Tach filter needed for ready to run distributor?
standard old tach expects a 100-300 spike from the coil negative for each spark
high power ignition can cause that spike to be 400V+ and an aged old tach doesn't like it....
the tach uses a range of capacitors resistors and transistors to count the rate of sparks, those capacitors have to charge and discharge to switch a transistor on and off to make the little needle move, if they are hit with more voltage than designed for, the simple circuit that puts pulses into the coil that drives the tach pointer is just kinda ON for too much of the time when it should be offonoffonoffon at a rate the illustrates your rpm.
causes the needle to quiver a few hundred rpm over what it should be at idle then at high revs be all over the place or pinned to the 7000 rpm end stop.
fixed mine with one of these
Vs-40hfr40 for sale | eBay
VS-40HFR40 zener diode
you bolt it to your coil mount or a bit of angle bolted to your car, using its nut and washer,
run a wire from the solder tab to a connector which you put onto coil negative. that's all you do with it.
absolutely dictates that the spike that triggers your tacho will never be greater than 400 V
but doesn't do anything else. one of those 40s in its name means 400 volt so a one with 20s would be 200 volt or 35 would be 350 volt etc R is an indicator that the bolt end of it is earth.
i chose this oen cos i had one 350 or 300 v version would also be fine
350 Volt one was standard fitment along with an HEI module on a XJS jaguar.

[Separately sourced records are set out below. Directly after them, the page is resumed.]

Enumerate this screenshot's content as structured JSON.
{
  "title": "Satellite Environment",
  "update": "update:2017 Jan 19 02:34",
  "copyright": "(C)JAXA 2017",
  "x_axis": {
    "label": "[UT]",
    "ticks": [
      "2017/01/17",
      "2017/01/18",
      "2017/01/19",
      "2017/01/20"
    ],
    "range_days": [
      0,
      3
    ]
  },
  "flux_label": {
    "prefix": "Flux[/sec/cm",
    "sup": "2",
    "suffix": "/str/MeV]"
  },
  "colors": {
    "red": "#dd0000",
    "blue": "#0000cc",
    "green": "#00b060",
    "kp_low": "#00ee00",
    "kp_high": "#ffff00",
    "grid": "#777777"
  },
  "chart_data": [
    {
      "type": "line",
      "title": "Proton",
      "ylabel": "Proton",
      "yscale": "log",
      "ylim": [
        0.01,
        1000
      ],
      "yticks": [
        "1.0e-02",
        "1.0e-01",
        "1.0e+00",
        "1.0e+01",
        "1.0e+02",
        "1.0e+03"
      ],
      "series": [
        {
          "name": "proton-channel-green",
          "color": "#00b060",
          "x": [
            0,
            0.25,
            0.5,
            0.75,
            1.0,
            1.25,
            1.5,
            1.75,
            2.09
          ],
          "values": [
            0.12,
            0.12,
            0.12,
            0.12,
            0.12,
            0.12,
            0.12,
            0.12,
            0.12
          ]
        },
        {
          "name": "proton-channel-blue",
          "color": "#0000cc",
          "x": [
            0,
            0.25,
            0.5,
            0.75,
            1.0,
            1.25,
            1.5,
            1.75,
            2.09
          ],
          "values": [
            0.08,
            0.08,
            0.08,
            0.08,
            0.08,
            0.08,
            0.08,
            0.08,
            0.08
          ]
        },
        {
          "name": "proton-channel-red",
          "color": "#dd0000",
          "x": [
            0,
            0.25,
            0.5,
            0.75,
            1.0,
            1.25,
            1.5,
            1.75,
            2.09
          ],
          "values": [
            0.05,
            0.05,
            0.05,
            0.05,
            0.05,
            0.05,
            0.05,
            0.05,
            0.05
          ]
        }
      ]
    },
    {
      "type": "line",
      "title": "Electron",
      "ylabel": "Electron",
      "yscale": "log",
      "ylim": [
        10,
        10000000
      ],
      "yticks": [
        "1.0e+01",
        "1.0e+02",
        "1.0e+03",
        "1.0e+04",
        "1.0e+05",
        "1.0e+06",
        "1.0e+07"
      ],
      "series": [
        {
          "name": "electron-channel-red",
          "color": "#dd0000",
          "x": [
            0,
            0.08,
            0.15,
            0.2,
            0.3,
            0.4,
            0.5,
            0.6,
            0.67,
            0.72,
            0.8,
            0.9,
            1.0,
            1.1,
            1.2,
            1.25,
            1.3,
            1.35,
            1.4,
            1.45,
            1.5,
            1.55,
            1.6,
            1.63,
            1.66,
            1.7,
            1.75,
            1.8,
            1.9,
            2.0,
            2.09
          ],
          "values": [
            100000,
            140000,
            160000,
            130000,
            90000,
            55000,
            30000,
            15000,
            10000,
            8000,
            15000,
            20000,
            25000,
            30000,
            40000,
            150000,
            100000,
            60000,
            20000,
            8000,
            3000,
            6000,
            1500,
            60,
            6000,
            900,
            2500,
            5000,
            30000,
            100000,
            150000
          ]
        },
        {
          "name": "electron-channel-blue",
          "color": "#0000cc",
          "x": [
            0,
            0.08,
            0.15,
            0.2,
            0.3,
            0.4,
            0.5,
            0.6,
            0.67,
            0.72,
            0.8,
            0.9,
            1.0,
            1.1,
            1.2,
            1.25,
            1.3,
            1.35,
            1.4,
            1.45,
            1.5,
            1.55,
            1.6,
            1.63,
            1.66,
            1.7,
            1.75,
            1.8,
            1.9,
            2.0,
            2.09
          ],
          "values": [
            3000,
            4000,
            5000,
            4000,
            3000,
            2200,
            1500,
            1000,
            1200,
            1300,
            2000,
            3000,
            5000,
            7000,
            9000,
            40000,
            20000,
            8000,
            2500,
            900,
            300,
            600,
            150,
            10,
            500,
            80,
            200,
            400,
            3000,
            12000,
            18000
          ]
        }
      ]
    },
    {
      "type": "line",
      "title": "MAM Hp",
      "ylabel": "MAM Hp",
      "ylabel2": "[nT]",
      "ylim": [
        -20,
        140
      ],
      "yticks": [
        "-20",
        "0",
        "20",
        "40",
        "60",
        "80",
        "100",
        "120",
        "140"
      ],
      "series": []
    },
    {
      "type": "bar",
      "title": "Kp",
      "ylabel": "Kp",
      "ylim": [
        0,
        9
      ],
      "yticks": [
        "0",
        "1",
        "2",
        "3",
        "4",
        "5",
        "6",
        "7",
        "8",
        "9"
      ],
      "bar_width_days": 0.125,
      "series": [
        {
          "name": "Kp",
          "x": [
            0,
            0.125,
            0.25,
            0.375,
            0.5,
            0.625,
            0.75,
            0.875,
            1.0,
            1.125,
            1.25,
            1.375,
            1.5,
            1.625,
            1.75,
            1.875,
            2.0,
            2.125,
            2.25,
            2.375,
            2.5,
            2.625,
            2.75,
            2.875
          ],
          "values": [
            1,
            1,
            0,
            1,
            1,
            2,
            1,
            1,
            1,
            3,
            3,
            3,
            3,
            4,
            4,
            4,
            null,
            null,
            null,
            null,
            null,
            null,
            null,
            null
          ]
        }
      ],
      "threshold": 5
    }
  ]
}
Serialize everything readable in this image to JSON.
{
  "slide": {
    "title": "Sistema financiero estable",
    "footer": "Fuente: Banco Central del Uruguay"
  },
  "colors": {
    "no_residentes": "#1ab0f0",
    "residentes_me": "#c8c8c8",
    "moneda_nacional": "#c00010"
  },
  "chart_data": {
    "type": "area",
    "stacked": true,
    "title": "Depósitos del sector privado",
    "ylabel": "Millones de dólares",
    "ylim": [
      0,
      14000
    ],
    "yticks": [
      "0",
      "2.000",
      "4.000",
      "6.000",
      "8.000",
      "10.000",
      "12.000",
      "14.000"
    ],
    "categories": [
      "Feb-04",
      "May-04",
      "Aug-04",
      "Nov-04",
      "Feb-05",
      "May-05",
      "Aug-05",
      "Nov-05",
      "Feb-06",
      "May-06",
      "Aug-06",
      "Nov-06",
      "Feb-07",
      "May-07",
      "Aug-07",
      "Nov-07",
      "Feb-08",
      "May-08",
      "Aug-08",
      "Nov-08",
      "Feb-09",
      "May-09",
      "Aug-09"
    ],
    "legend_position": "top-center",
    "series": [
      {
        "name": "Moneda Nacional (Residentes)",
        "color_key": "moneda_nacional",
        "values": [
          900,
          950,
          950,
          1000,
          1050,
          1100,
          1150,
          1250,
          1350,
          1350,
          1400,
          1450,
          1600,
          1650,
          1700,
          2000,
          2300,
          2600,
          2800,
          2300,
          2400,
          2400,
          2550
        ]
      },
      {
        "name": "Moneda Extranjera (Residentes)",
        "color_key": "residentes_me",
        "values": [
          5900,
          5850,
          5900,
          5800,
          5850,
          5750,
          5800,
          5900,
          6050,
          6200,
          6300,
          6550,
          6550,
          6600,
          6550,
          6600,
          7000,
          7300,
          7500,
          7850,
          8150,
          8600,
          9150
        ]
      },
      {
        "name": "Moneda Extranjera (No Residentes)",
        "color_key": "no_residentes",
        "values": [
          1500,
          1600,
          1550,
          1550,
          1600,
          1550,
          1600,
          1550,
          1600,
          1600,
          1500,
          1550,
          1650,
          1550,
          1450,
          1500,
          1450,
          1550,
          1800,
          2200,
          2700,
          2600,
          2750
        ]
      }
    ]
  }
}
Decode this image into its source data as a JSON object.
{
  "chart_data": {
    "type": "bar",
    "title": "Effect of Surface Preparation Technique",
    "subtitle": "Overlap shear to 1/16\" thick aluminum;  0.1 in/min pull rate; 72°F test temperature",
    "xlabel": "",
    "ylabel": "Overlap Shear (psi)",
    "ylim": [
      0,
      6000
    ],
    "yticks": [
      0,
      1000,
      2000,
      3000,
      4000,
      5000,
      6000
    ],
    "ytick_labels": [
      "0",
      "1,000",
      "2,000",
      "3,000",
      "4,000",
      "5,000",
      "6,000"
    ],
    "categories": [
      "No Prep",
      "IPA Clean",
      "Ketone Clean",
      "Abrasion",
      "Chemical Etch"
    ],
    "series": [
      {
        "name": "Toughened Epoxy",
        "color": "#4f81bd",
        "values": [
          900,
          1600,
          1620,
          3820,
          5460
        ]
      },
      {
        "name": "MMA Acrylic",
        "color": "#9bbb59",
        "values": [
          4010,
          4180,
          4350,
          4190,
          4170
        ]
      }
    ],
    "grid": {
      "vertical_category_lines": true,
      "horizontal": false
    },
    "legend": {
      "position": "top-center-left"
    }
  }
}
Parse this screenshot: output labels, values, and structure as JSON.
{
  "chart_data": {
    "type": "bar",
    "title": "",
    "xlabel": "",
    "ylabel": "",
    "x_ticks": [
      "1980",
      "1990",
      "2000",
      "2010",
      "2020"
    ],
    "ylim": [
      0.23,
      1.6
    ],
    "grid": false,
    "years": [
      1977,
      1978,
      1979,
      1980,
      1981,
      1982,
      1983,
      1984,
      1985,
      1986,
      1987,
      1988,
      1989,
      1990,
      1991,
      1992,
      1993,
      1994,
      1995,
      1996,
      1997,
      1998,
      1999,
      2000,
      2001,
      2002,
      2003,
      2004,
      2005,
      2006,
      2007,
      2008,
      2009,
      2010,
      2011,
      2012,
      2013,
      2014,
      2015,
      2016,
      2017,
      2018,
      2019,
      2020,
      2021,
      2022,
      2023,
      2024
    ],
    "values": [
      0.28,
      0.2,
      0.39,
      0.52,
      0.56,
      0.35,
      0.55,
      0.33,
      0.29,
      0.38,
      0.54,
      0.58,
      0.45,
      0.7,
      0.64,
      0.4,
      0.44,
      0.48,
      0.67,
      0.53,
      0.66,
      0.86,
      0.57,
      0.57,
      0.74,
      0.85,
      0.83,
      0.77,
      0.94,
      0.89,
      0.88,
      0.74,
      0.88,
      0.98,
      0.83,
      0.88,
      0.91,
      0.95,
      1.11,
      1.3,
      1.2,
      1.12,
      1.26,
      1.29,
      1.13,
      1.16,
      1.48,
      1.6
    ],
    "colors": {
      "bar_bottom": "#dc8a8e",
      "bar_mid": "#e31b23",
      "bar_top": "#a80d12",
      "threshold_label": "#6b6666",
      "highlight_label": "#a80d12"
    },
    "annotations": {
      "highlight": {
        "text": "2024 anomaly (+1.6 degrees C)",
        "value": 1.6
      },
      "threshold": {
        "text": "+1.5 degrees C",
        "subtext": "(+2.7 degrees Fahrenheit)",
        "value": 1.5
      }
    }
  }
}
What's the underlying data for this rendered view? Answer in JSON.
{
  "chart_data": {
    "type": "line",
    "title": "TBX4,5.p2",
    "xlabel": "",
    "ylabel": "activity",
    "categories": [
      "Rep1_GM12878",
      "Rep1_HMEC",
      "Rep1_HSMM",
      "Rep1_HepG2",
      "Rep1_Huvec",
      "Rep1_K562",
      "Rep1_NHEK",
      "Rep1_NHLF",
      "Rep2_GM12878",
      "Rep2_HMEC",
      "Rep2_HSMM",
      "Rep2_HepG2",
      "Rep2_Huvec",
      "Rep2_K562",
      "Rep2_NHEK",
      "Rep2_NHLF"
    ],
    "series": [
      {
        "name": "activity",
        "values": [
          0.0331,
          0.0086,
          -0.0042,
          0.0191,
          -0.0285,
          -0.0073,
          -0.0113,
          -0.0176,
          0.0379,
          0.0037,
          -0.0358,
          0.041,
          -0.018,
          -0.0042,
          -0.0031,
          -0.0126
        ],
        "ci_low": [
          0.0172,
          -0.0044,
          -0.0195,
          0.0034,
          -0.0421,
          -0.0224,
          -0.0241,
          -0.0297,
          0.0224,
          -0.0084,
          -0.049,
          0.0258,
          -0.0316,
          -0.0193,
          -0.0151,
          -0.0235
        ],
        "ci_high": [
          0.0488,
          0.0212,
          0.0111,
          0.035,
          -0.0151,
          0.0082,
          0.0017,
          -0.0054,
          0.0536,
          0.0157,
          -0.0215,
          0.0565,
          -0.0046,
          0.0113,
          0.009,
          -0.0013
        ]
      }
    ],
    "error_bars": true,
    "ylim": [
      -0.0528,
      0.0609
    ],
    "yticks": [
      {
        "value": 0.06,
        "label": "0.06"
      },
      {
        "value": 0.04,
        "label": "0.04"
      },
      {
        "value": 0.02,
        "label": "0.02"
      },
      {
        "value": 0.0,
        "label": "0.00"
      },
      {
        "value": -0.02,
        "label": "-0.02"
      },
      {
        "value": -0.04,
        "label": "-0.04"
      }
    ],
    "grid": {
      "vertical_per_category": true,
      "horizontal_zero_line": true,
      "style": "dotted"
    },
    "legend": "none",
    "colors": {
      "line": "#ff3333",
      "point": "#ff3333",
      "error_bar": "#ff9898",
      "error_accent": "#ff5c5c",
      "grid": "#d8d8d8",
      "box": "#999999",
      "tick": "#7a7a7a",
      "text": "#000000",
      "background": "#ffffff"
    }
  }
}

its a clamp in electronics terms
if you were running a modern tach it counts 12 volt square wave pulses, that is when you need a special feed from the ignition box or ECU or a converter of some type.
there are only 2 types of electronic tachos really direct to coil negative or modern ones that like a proper 12 volt feed from some other electronics.
direct drive don't count they use a speedo drive cable off the distributor
each one of those solutions for a modern tacho is creating the right feed either off the circuitry triggering the spark, or is converting the spikes of 100s of volts at the coil negative into something nice square and 12 volt ish, just by a different route
modern car instrumentation is all 5 and 12 volt stuff our old style 60s/70s stuff is generally connected direct to the thing it is measuring hence old style tacho likes big 100+volt signal and a standard 12 volt feed for anything fancy it may have in addition, some for its function and potentially one for illumination.